Nessuno, o quasi, ha protestato contro il sistema elettorale americano

Alla conclusione dei conteggi, i voti popolari hanno visto in vantaggio la Clinton di circa 1 milione e mezzo di voti. La struttura del sistema elettorale americano “deforma” inevitabilmente la rappresentanza, a fini di governabilità. Da nessuno degli sconfitti, tuttavia, è venuta la richiesta di cambiare il sistema maggioritario americano, in forza del quale chi conquista la maggioranza del voto popolare in uno dei 50 stati si prende tutti i delegati. Così, se il conteggio finale dei voti popolari in California attribuisce alla Clinton milioni di voti in più, quello dei delegati in molti piccoli stati dà la vittoria a Trump. Come a dire: la Clinton ha preso troppi voti in sovrappiù nella California di 40 milioni di abitanti, pochi voti in meno nel New Hampshire di 1 milione e 300 mila abitanti, ma zero delegati. Sistema ingiusto? Tutti i competitori, da sempre, accettano quel sistema come costitutivo della democrazia americana. Il sistema elettorale è sempre una costruzione artificiale condivisa. Le manifestazioni che hanno avuto luogo in qualche città americana, all’insegna del “Trump not my President”, sono pertanto soltanto fragile populismo di sinistra.

Non è Trump che ha vinto, è la Clinton che ha perso

I ceti più poveri, i precari, i disoccupati hanno dato la vittoria a Trump? La Clinton ha preso solo il voto dei ricchi? La tesi è improbabile: gli Usa hanno solo il 5% di disoccupati, livello ritenuto fisiologico, e per di più costoro raramente si iscrivono alle liste elettorali. E, fattualmente, la Clinton ha preso il voto di aree povere o in via di emarginazione. La riduzione alle motivazioni economico-sociali appare insufficiente. Non gli afro-americani, non i latinos, ma i bianchi hanno “tradito” la Clinton, per ragioni che toccano il fondo culturale e identitario delle persone. L’identità è un mix misterioso di tradizioni, paure, sapere del mondo, speranze e prospettive… è il nucleo nascosto, che sta dietro le scelte esistenziali private e pubbliche. Ciò che viene percepito come minaccia al nucleo identitario non è necessariamente “il nuovo”; può essere anche la mancanza del nuovo. Hanno agito, sul fondo, due tendenze: la paura e l’insicurezza di settori sociali medio-bassi e l’insoddisfazione di ceti che guardano al futuro; la paura della globalizzazione e la voglia di accettarla come sfida piena di opportunità. La Clinton è apparsa agli uni come incapace di garantirli e di proteggerli, agli altri come difesa corporativa di vecchie élites ripiegate su rendite di posizione. Simmetricamente opposta l’immagine di Trump, con due facce, come Giano, o concavo e convesso come il Berlusconi d’antan: capace di rassicurare coloro che si sentono minacciati dalla globalizzazione e coloro che le vanno incontro. Così, alla fine, secondo il New Statesman, non è Trump che ha vinto, è la Clinton che ha perso.

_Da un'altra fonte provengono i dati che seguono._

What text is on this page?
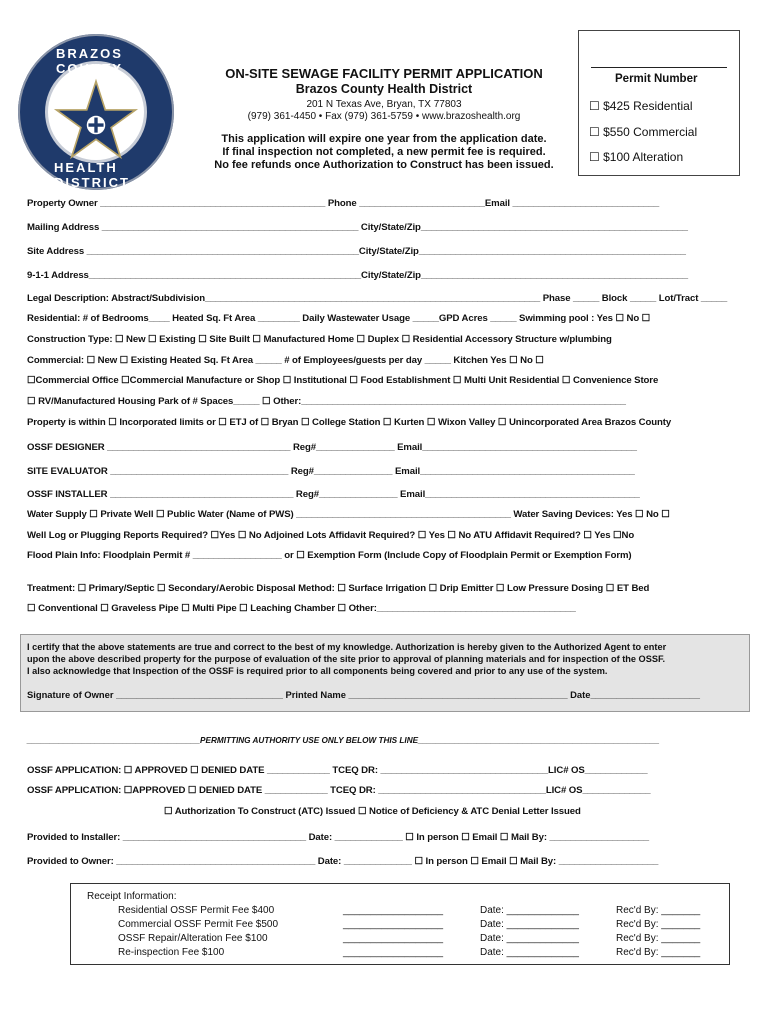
BRAZOS COUNTY
HEALTH DISTRICT
ON-SITE SEWAGE FACILITY PERMIT APPLICATION
Brazos County Health District
201 N Texas Ave, Bryan, TX 77803
(979) 361-4450 • Fax (979) 361-5759 • www.brazoshealth.org
This application will expire one year from the application date.
If final inspection not completed, a new permit fee is required.
No fee refunds once Authorization to Construct has been issued.
Permit Number
☐ $425 Residential
☐ $550 Commercial
☐ $100 Alteration
Property Owner ___________________________________________ Phone ________________________Email ____________________________
Mailing Address _________________________________________________ City/State/Zip___________________________________________________
Site Address ____________________________________________________City/State/Zip___________________________________________________
9-1-1 Address____________________________________________________City/State/Zip___________________________________________________
Legal Description: Abstract/Subdivision________________________________________________________________ Phase _____ Block _____ Lot/Tract _____
Residential: # of Bedrooms____ Heated Sq. Ft Area ________ Daily Wastewater Usage _____GPD Acres _____ Swimming pool : Yes ☐ No ☐
Construction Type: ☐ New ☐ Existing ☐ Site Built ☐ Manufactured Home ☐ Duplex ☐ Residential Accessory Structure w/plumbing
Commercial: ☐ New ☐ Existing Heated Sq. Ft Area _____ # of Employees/guests per day _____ Kitchen Yes ☐ No ☐
☐Commercial Office ☐Commercial Manufacture or Shop ☐ Institutional ☐ Food Establishment ☐ Multi Unit Residential ☐ Convenience Store
☐ RV/Manufactured Housing Park of # Spaces_____ ☐ Other:______________________________________________________________
Property is within ☐ Incorporated limits or ☐ ETJ of ☐ Bryan ☐ College Station ☐ Kurten ☐ Wixon Valley ☐ Unincorporated Area Brazos County
OSSF DESIGNER ___________________________________ Reg#_______________ Email_________________________________________
SITE EVALUATOR __________________________________ Reg#_______________ Email_________________________________________
OSSF INSTALLER ___________________________________ Reg#_______________ Email_________________________________________
Water Supply ☐ Private Well ☐ Public Water (Name of PWS) _________________________________________ Water Saving Devices: Yes ☐ No ☐
Well Log or Plugging Reports Required? ☐Yes ☐ No Adjoined Lots Affidavit Required? ☐ Yes ☐ No ATU Affidavit Required? ☐ Yes ☐No
Flood Plain Info: Floodplain Permit # _________________ or ☐ Exemption Form (Include Copy of Floodplain Permit or Exemption Form)
Treatment: ☐ Primary/Septic ☐ Secondary/Aerobic Disposal Method: ☐ Surface Irrigation ☐ Drip Emitter ☐ Low Pressure Dosing ☐ ET Bed
☐ Conventional ☐ Graveless Pipe ☐ Multi Pipe ☐ Leaching Chamber ☐ Other:______________________________________
I certify that the above statements are true and correct to the best of my knowledge. Authorization is hereby given to the Authorized Agent to enter
upon the above described property for the purpose of evaluation of the site prior to approval of planning materials and for inspection of the OSSF.
I also acknowledge that Inspection of the OSSF is required prior to all components being covered and prior to any use of the system.
Signature of Owner ________________________________ Printed Name __________________________________________ Date_____________________
______________________________________PERMITTING AUTHORITY USE ONLY BELOW THIS LINE_____________________________________________________
OSSF APPLICATION: ☐ APPROVED ☐ DENIED DATE ____________ TCEQ DR: ________________________________LIC# OS____________
OSSF APPLICATION: ☐APPROVED ☐ DENIED DATE ____________ TCEQ DR: ________________________________LIC# OS_____________
☐ Authorization To Construct (ATC) Issued ☐ Notice of Deficiency & ATC Denial Letter Issued
Provided to Installer: ___________________________________ Date: _____________ ☐ In person ☐ Email ☐ Mail By: ___________________
Provided to Owner: ______________________________________ Date: _____________ ☐ In person ☐ Email ☐ Mail By: ___________________
Receipt Information:
Residential OSSF Permit Fee $400	__________________	Date: _____________	Rec'd By: _______
Commercial OSSF Permit Fee $500	__________________	Date: _____________	Rec'd By: _______
OSSF Repair/Alteration Fee $100	__________________	Date: _____________	Rec'd By: _______
Re-inspection Fee $100	__________________	Date: _____________	Rec'd By: _______
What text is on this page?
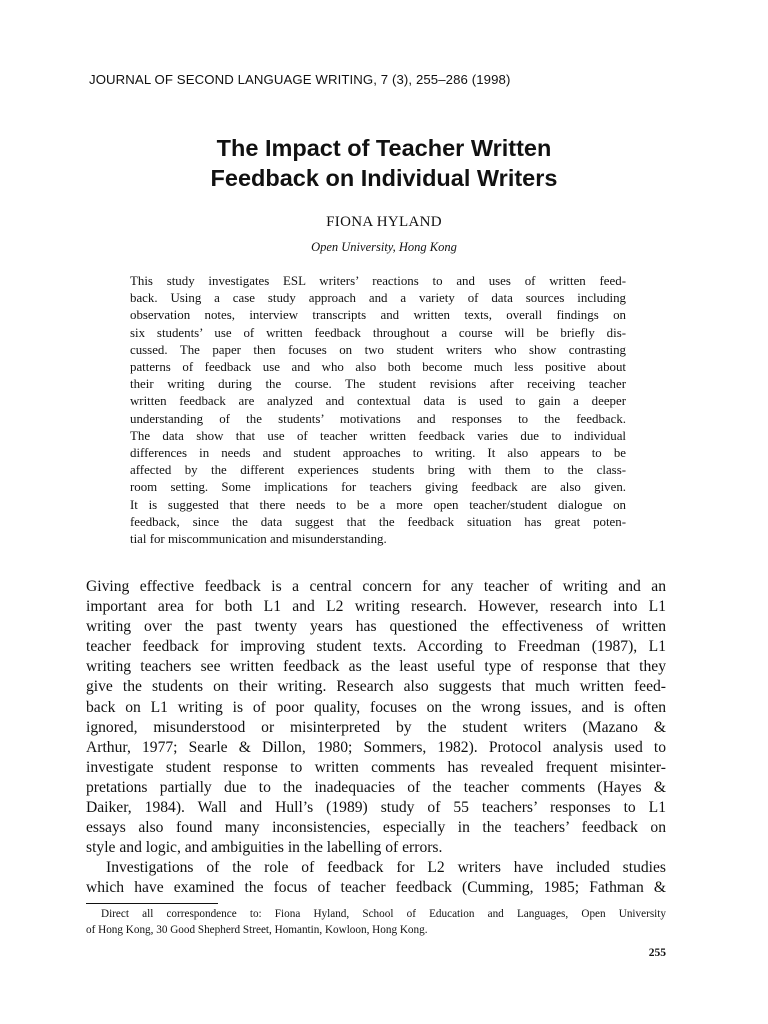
JOURNAL OF SECOND LANGUAGE WRITING, 7 (3), 255–286 (1998)
The Impact of Teacher Written
Feedback on Individual Writers
FIONA HYLAND
Open University, Hong Kong
This study investigates ESL writers’ reactions to and uses of written feed-
back. Using a case study approach and a variety of data sources including
observation notes, interview transcripts and written texts, overall findings on
six students’ use of written feedback throughout a course will be briefly dis-
cussed. The paper then focuses on two student writers who show contrasting
patterns of feedback use and who also both become much less positive about
their writing during the course. The student revisions after receiving teacher
written feedback are analyzed and contextual data is used to gain a deeper
understanding of the students’ motivations and responses to the feedback.
The data show that use of teacher written feedback varies due to individual
differences in needs and student approaches to writing. It also appears to be
affected by the different experiences students bring with them to the class-
room setting. Some implications for teachers giving feedback are also given.
It is suggested that there needs to be a more open teacher/student dialogue on
feedback, since the data suggest that the feedback situation has great poten-
tial for miscommunication and misunderstanding.
Giving effective feedback is a central concern for any teacher of writing and an
important area for both L1 and L2 writing research. However, research into L1
writing over the past twenty years has questioned the effectiveness of written
teacher feedback for improving student texts. According to Freedman (1987), L1
writing teachers see written feedback as the least useful type of response that they
give the students on their writing. Research also suggests that much written feed-
back on L1 writing is of poor quality, focuses on the wrong issues, and is often
ignored, misunderstood or misinterpreted by the student writers (Mazano &
Arthur, 1977; Searle & Dillon, 1980; Sommers, 1982). Protocol analysis used to
investigate student response to written comments has revealed frequent misinter-
pretations partially due to the inadequacies of the teacher comments (Hayes &
Daiker, 1984). Wall and Hull’s (1989) study of 55 teachers’ responses to L1
essays also found many inconsistencies, especially in the teachers’ feedback on
style and logic, and ambiguities in the labelling of errors.
Investigations of the role of feedback for L2 writers have included studies
which have examined the focus of teacher feedback (Cumming, 1985; Fathman &
Direct all correspondence to: Fiona Hyland, School of Education and Languages, Open University
of Hong Kong, 30 Good Shepherd Street, Homantin, Kowloon, Hong Kong.
255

Isolazionismo verso Ovest, competizione verso Est. Il trumpismo all’osso buco di casa nostra

Tutto ciò ci riguarda? All’incrocio di quelle due motivazioni, tende a scricchiolare il vecchio asse euro-atlantico: per un verso è il tendenziale abbandono americano del teatro europeo e mediterraneo al suo incerto destino e declino, per l’altro è la spinta americana a Est, verso il Pacifico. Isolazionismo e nazionalismo verso Ovest, attenzione competitiva verso Est. E’ evidente che queste spinte contraddittorie ci toccano molto da vicino. L’Europa o diventa un partner forte politicamente e militarmente o sarà campo di scorrerie delle grandi potenze mondiali. Non implica solo le economie e i commerci: coinvolge le culture e la civilizzazione europea, la sua tavola dei valori. Non poteva mancare un utilizzo politico immediato qui da noi, una sorta di trumpismo all’osso buco. Nazionalismo e isolazionismo come gli USA? Difficilmente praticabile dagli Usa – perchè la loro economia è un’economia-mondo e perchè il loro debito pubblico è in mano ai cinesi – il nostro trumpismo di importazione suona come il ruggito del topo, se a tentarlo fossero gli Stati europei e, soprattutto, l’Italia. Sul versante della sinistra radicale, del trumpismo anti-global si fa un audace uso “di sinistra”. Nazionalismo e protezionismo proteggerebbero i poveri e gli ultimi. Vengono in mente altri tempi più tragici di convergenze tra destra e sinistra, quando molti militanti del socialismo italiano aderirono al fascismo e quando molti quadri del KPD (il partito comunista tedesco) si iscrissero al NSDAP (il partito nazional-socialista dei lavoratori tedeschi). Fortunatamente Trump non è Hitler e la nostra sinistra radicale non è nazista, ma il meccanismo socio-mentale è lo stesso di allora: il ritorno alla dimensione nazionale contro la globalizzazione, contro l’Europa. Sinistra radicale, grillismo, leghismo si danno la mano.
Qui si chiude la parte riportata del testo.